Dallas, Texas 02/11/2014 (FINANCIALSTRENDS) – Ariad Pharmaceuticals, Inc.(NASDAQ:ARIA) is the Cambridge, USA based oncology therapeuticcompany which offers differentiated products and services.
Ariad Pharmaceuticals, Inc.(NASDAQ:ARIA) fundamentally is a bio-tech stock which rides the markets on the basis of the success of its leukemia treatment drug-Iclusig. The drug has had brief run-ins as patients reported blood clots. The stock is believed to have crashed following the hold the FDA placed on this drug due to the adverse effect.
Ariad Pharmaceuticals, Inc.(NASDAQ:ARIA) however, was allowed to market the drug under EMA with a revised labelling. Soon the FDA too again chose to authorize the drug with a more rigours label.
Ariad Pharmaceuticals, Inc.(NASDAQ:ARIA) has proved to resilient. The drop in shares the company has recovered by over 200%. The predictable comeback was based on Iclusig’s market access and growth. The bulk of the stock movement was largely due to public speculation.

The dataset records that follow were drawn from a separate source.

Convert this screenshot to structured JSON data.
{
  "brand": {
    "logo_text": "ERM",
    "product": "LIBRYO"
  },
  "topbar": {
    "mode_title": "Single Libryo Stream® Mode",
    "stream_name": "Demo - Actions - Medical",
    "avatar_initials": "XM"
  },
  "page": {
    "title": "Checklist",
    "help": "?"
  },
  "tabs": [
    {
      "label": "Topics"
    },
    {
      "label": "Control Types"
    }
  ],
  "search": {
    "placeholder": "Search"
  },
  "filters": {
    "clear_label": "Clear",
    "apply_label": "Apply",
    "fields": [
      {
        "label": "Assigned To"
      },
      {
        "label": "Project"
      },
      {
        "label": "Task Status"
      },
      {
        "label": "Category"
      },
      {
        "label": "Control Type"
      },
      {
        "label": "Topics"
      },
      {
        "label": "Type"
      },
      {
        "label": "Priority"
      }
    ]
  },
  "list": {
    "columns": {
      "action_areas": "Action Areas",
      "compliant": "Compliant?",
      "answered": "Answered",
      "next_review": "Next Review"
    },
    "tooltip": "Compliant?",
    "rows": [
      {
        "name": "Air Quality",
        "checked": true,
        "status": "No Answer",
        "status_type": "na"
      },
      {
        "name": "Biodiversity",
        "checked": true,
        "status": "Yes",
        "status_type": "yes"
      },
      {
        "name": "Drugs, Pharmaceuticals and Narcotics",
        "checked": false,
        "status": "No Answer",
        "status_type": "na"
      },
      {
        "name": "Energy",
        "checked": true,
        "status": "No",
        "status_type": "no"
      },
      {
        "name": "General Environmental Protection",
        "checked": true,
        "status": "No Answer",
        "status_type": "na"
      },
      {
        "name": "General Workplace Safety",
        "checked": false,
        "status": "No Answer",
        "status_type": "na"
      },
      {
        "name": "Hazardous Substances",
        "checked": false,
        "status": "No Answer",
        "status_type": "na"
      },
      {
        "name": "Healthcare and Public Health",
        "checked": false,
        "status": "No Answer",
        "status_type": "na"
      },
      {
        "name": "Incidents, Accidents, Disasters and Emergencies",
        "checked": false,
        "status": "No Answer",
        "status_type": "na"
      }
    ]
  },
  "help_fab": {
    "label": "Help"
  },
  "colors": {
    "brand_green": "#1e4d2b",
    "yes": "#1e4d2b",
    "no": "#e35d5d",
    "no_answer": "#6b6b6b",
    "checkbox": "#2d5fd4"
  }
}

Ariad Pharmaceuticals, Inc.(NASDAQ:ARIA) fundamentals are average and investors are required to look deeper. Iclusig has failed as a last resort and doesnot offer much relief beyond that. There are no indications of the label revisions as well. It is now proposed that this drug will no longer be the drug of the future. Though, it is recognized to deliver over $300 million in a year, the shares of the company is not expected to offer much higher growth. FDA is not able to indicate future growth.
Iclusig is approved for conditions which are considered to be as terminal. All other treatment types are working below capacity. The experimental drugs isalso considered as a mid-stage trial. Additionally, the non-small cell for lung cancer, is also treated by this drug, however it remains to be an experiment and not a hundred per cent cure. There are unconfirmed news of buyout which are not be considered by investors.